Bulgarian air force chief quits, rumoured as presidential candidate
Bulgarian Air Force chief Roumen Radev submitted his resignation on August 1, as rumours swirled that he would be named as the opposition Bulgarian Socialist Party’s (BSP) candidate in the country’s November 6 presidential elections.
The BSP has said that it will announce a candidate on the day of a scheduled national council meeting, August 14. Before then, the party is due to hold talks with two splinter left-wing parties, Georgi Purvanov’s ABC and Tatyana Doncheva’s Movement 21, about a joint leftist candidate.
Radev was said to have requested to retire because he had reached pensionable age under Bulgaria’s law on the military.
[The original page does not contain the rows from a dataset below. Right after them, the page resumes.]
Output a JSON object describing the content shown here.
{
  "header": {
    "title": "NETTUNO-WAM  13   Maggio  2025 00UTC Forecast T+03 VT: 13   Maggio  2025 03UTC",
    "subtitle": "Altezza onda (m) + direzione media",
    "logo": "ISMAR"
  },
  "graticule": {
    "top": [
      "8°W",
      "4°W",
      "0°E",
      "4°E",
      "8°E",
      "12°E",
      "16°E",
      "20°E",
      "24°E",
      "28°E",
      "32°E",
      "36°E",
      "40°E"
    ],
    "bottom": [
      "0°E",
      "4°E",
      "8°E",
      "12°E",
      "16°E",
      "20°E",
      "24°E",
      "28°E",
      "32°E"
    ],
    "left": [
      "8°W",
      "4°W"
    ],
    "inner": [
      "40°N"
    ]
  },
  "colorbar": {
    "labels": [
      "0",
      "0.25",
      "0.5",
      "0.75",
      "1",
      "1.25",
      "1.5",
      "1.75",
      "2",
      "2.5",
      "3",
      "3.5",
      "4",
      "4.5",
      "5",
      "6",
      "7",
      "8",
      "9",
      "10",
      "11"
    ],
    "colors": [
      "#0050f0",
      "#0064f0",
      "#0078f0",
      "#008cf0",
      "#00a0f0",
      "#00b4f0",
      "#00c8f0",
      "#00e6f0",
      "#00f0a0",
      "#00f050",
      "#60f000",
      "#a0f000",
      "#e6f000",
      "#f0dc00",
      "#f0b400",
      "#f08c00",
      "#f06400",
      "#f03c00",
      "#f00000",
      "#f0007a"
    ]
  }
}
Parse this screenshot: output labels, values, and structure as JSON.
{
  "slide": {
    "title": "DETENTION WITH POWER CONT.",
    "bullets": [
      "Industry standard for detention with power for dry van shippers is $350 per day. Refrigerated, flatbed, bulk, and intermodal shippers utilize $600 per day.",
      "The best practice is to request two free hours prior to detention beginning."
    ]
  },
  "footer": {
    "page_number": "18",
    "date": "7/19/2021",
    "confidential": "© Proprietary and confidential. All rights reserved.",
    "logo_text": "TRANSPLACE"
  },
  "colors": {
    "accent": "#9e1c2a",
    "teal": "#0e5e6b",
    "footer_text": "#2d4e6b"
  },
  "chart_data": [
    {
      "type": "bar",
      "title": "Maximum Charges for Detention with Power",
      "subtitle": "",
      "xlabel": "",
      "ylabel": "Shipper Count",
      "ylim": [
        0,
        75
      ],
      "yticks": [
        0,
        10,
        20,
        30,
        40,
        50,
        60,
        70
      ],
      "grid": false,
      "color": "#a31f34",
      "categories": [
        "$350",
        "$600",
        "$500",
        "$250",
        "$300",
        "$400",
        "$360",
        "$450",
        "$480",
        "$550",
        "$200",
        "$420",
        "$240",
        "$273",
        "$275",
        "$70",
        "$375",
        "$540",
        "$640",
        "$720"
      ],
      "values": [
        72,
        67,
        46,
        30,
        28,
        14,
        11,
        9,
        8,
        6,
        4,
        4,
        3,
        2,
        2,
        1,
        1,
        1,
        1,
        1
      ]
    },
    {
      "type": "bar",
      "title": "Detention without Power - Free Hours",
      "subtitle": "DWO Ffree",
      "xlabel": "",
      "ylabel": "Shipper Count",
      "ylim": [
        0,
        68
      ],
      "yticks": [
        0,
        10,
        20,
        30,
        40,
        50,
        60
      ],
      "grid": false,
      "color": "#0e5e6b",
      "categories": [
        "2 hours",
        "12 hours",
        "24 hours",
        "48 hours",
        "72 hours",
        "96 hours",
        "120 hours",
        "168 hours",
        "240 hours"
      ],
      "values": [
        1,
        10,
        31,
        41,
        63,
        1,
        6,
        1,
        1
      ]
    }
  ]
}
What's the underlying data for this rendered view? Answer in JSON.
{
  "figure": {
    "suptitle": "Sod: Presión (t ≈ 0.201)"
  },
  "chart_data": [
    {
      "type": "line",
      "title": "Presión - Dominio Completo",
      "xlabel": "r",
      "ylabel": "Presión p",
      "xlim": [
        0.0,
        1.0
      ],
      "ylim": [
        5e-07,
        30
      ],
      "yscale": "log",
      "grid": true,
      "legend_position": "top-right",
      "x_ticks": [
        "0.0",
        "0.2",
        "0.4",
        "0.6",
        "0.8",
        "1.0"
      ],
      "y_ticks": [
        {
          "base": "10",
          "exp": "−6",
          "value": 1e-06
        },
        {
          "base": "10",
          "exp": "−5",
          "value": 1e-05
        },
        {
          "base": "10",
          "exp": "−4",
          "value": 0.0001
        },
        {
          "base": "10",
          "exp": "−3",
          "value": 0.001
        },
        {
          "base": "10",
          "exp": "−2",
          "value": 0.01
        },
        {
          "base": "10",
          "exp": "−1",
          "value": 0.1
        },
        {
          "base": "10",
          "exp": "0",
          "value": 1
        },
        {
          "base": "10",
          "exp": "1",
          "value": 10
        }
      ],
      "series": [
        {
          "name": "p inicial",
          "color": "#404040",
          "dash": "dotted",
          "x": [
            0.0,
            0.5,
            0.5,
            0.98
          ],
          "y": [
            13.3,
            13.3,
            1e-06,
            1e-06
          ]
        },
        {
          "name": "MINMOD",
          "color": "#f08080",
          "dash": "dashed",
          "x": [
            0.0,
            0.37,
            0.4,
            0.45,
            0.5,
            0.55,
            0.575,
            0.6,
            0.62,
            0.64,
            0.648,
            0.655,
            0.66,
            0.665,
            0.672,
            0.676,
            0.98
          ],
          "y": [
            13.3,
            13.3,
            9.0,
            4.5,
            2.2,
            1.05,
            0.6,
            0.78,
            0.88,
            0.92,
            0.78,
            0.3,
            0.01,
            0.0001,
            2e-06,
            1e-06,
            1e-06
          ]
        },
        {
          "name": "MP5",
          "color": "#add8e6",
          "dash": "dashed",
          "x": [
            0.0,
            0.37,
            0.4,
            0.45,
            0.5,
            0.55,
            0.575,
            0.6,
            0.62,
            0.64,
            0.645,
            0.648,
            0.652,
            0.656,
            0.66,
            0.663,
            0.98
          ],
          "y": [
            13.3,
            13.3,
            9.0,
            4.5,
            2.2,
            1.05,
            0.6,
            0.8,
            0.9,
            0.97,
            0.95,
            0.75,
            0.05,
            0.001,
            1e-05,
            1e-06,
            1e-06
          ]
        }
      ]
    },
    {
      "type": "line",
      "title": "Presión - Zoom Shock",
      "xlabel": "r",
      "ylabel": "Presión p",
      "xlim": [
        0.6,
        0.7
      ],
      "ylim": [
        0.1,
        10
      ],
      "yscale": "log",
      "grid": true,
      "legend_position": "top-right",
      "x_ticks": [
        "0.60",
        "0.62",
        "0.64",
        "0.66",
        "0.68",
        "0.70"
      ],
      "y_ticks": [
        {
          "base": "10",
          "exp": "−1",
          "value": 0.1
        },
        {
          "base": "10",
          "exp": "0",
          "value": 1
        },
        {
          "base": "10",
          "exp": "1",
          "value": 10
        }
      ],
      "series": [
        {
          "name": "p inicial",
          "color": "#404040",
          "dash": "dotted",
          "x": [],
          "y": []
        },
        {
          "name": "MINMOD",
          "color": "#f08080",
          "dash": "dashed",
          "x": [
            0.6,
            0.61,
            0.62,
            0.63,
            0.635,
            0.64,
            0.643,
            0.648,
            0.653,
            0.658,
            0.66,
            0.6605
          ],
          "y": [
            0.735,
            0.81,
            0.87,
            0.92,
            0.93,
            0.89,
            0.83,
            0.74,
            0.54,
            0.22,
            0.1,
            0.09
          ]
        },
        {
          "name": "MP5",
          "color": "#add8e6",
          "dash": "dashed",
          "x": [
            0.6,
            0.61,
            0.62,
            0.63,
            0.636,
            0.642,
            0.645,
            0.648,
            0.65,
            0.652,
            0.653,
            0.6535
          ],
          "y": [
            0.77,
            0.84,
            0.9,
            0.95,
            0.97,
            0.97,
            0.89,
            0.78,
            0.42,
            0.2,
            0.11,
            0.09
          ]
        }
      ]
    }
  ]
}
He has resigned once before, on October 1 2015, saying that a lack of financial resources for the air force made it impossible for him to do his job properly. But the same day that he submitted his resignation, Radev withdrew it, after centre-right Prime Minister Boiko Borissov summoned him for a discussion.
At the time, Borissov was understood to have made undertakings to Radev. Some months later, the government and Parliament approved a big-ticket project to acquire modern multi-role jet fighters for the Bulgarian Air Force, to replace the country’s ageing Russian-made aircraft that fail to meet Nato standards.
Media reports have named Radev as a possible candidate on a left-wing ticket in the November 6 elections, in which voters will be asked to choose a successor to Rossen Plevneliev, who was elected on the ticket of Borissov’s party in 2011 but who, for personal reasons, is not seeking a second term as head of state.
The BSP has largely been in decline for some years, damaged especially by its role in the discredited 2013/14 government which was the subject of large-scale public protests demanding its resignation after the short-lived election of controversial figure Delyan Peevski as head of the State Agency for National Security.
The BSP’s current leader, Kornelia Ninova, elected in May 2016, has seen a slight increase in support for the party since she took up the post. However, Ninova has said repeatedly that she would not be available to be her party’s presidential candidate. The party has been struggling to find someone whose candidacy would be supported beyond the BSP’s most loyal hardcore electorate, a quest complicated by the issue of trying to come up with someone palatable to other left-wing parties and a potential electorate outside party ranks.
No major political party in Bulgaria has yet named its presidential candidate, apart from two nationalist political forces, leaving the characters in the November contest largely the subject of a guessing game.